David Francis, Respondent, v New York City Transit Authority, Appellant.
    [744 NYS2d 9]
   —Order, Supreme Court, Bronx County (Paul Victor, J.), entered May 4, 2001, which, in an action for personal injuries allegedly caused by a tripping hazard on the platform of defendant Transit Authority’s above-ground subway platform, denied defendant’s motion for summary judgment dismissing the complaint, unanimously affirmed, without costs.

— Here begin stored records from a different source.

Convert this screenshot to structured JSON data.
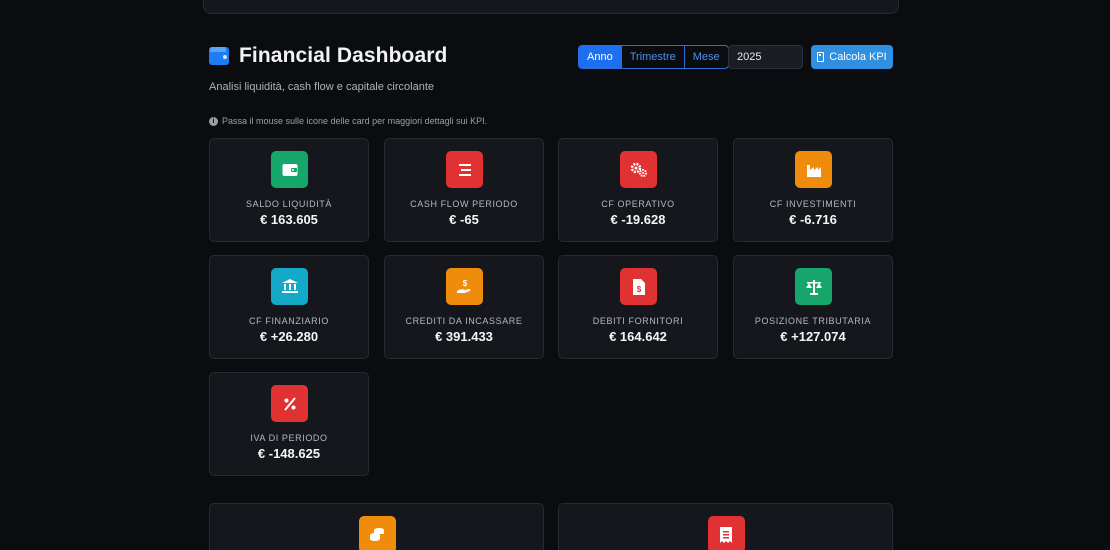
{
  "header": {
    "title": "Financial Dashboard",
    "subtitle": "Analisi liquidità, cash flow e capitale circolante"
  },
  "controls": {
    "periods": [
      "Anno",
      "Trimestre",
      "Mese"
    ],
    "active_period": "Anno",
    "year_value": "2025",
    "calc_label": "Calcola KPI"
  },
  "info_text": "Passa il mouse sulle icone delle card per maggiori dettagli sui KPI.",
  "colors": {
    "accent": "#1c6ff0",
    "green": "#16a66b",
    "red": "#e03232",
    "orange": "#f08c0c",
    "cyan": "#14a9c8"
  },
  "cards": [
    {
      "label": "SALDO LIQUIDITÀ",
      "value": "€ 163.605",
      "icon": "wallet-icon",
      "color": "green"
    },
    {
      "label": "CASH FLOW PERIODO",
      "value": "€ -65",
      "icon": "list-icon",
      "color": "red"
    },
    {
      "label": "CF OPERATIVO",
      "value": "€ -19.628",
      "icon": "gears-icon",
      "color": "red"
    },
    {
      "label": "CF INVESTIMENTI",
      "value": "€ -6.716",
      "icon": "industry-icon",
      "color": "orange"
    },
    {
      "label": "CF FINANZIARIO",
      "value": "€ +26.280",
      "icon": "bank-icon",
      "color": "cyan"
    },
    {
      "label": "CREDITI DA INCASSARE",
      "value": "€ 391.433",
      "icon": "hand-dollar-icon",
      "color": "orange"
    },
    {
      "label": "DEBITI FORNITORI",
      "value": "€ 164.642",
      "icon": "invoice-dollar-icon",
      "color": "red"
    },
    {
      "label": "POSIZIONE TRIBUTARIA",
      "value": "€ +127.074",
      "icon": "scale-icon",
      "color": "green"
    },
    {
      "label": "IVA DI PERIODO",
      "value": "€ -148.625",
      "icon": "percent-icon",
      "color": "red"
    }
  ],
  "bottom_cards": [
    {
      "icon": "coins-icon",
      "color": "orange"
    },
    {
      "icon": "receipt-icon",
      "color": "red"
    }
  ]
}
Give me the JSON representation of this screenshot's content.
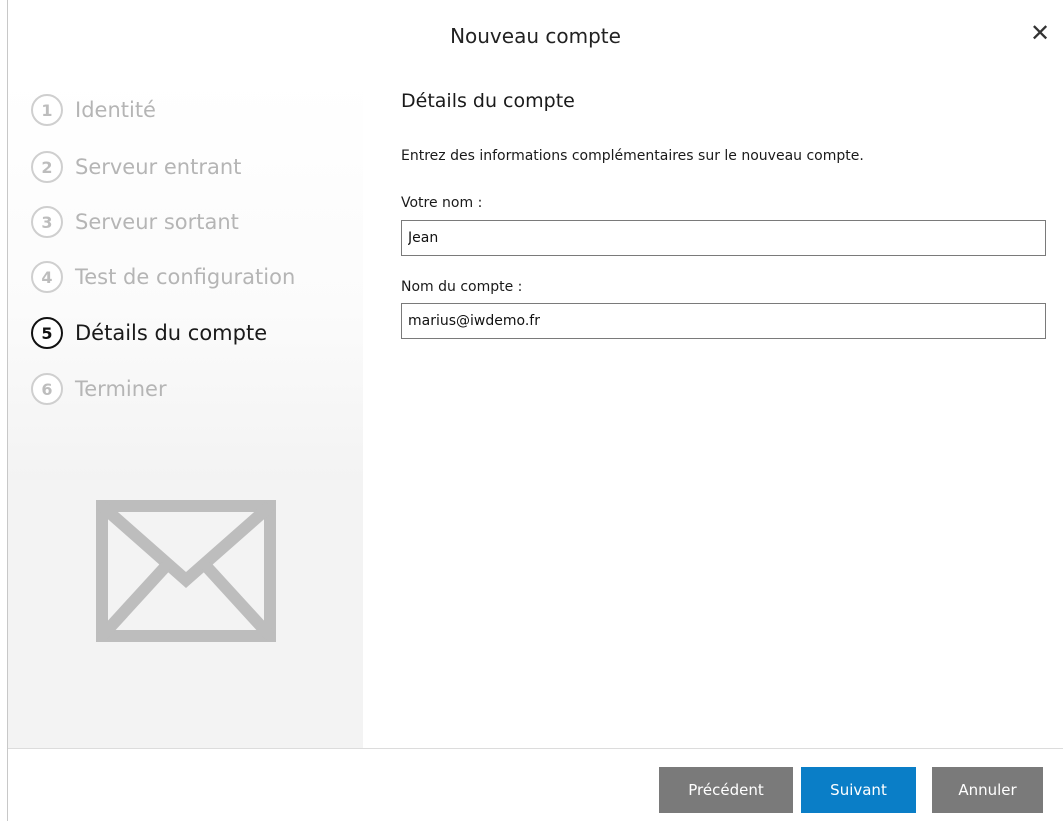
{
  "dialog": {
    "title": "Nouveau compte",
    "close_glyph": "✕"
  },
  "steps": [
    {
      "number": "1",
      "label": "Identité",
      "state": "inactive"
    },
    {
      "number": "2",
      "label": "Serveur entrant",
      "state": "inactive"
    },
    {
      "number": "3",
      "label": "Serveur sortant",
      "state": "inactive"
    },
    {
      "number": "4",
      "label": "Test de configuration",
      "state": "inactive"
    },
    {
      "number": "5",
      "label": "Détails du compte",
      "state": "active"
    },
    {
      "number": "6",
      "label": "Terminer",
      "state": "inactive"
    }
  ],
  "sidebar_illustration": "envelope-icon",
  "main": {
    "section_title": "Détails du compte",
    "intro": "Entrez des informations complémentaires sur le nouveau compte.",
    "your_name": {
      "label": "Votre nom :",
      "value": "Jean"
    },
    "account_name": {
      "label": "Nom du compte :",
      "value": "marius@iwdemo.fr"
    }
  },
  "footer": {
    "previous_label": "Précédent",
    "next_label": "Suivant",
    "cancel_label": "Annuler"
  },
  "colors": {
    "primary_button": "#0a7ec7",
    "secondary_button": "#7a7a7a",
    "inactive_step": "#b5b5b5",
    "active_step": "#111111"
  }
}
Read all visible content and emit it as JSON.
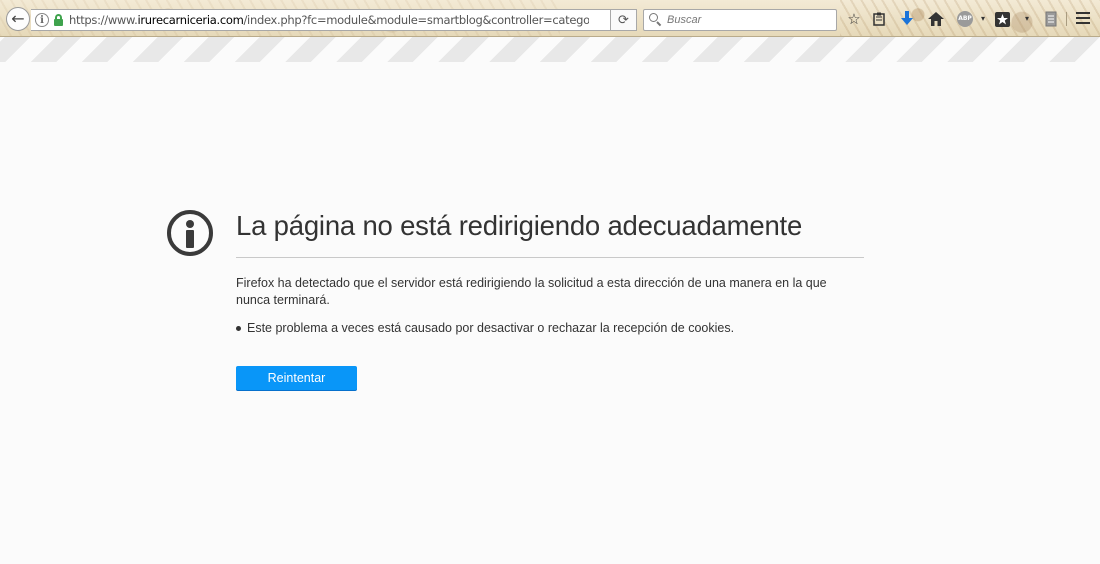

Plaintiff testified at deposition that as he fled a threatening gang of youths, he tripped over a protruding metal plate on the subway platform, causing him to fall close to the platform’s edge, then almost immediately onto the tracks and ultimately through the tracks and onto the street below. We reject defendant’s argument that such testimony establishes, as a matter of law, that plaintiffs injuries were not caused by the allegedly hazardous metal plate but by the gang’s actions and plaintiffs response thereto. Giving plaintiffs testimony the benefit of every favorable inference, a jury could find that he would not have tripped and fallen had it not been for the metal plate, and that he would not have rolled onto the tracks had he not tripped and fallen so close to the edge of the platform. Of course, there may be more than one proximate cause for an injury (CPLR art 14). Inconsistencies between plaintiffs deposition testimony and his General Municipal Law § 50-h testimony eight years earlier, which suggested less immediacy between his trip and fall on the platform and his tumble onto the tracks, raise issues of credibility that should also be left for trial (see, Yaziciyan v Blancato, 267 AD2d 152). Concur— Williams, P.J., Tom, Saxe, Friedman and Marlow, JJ.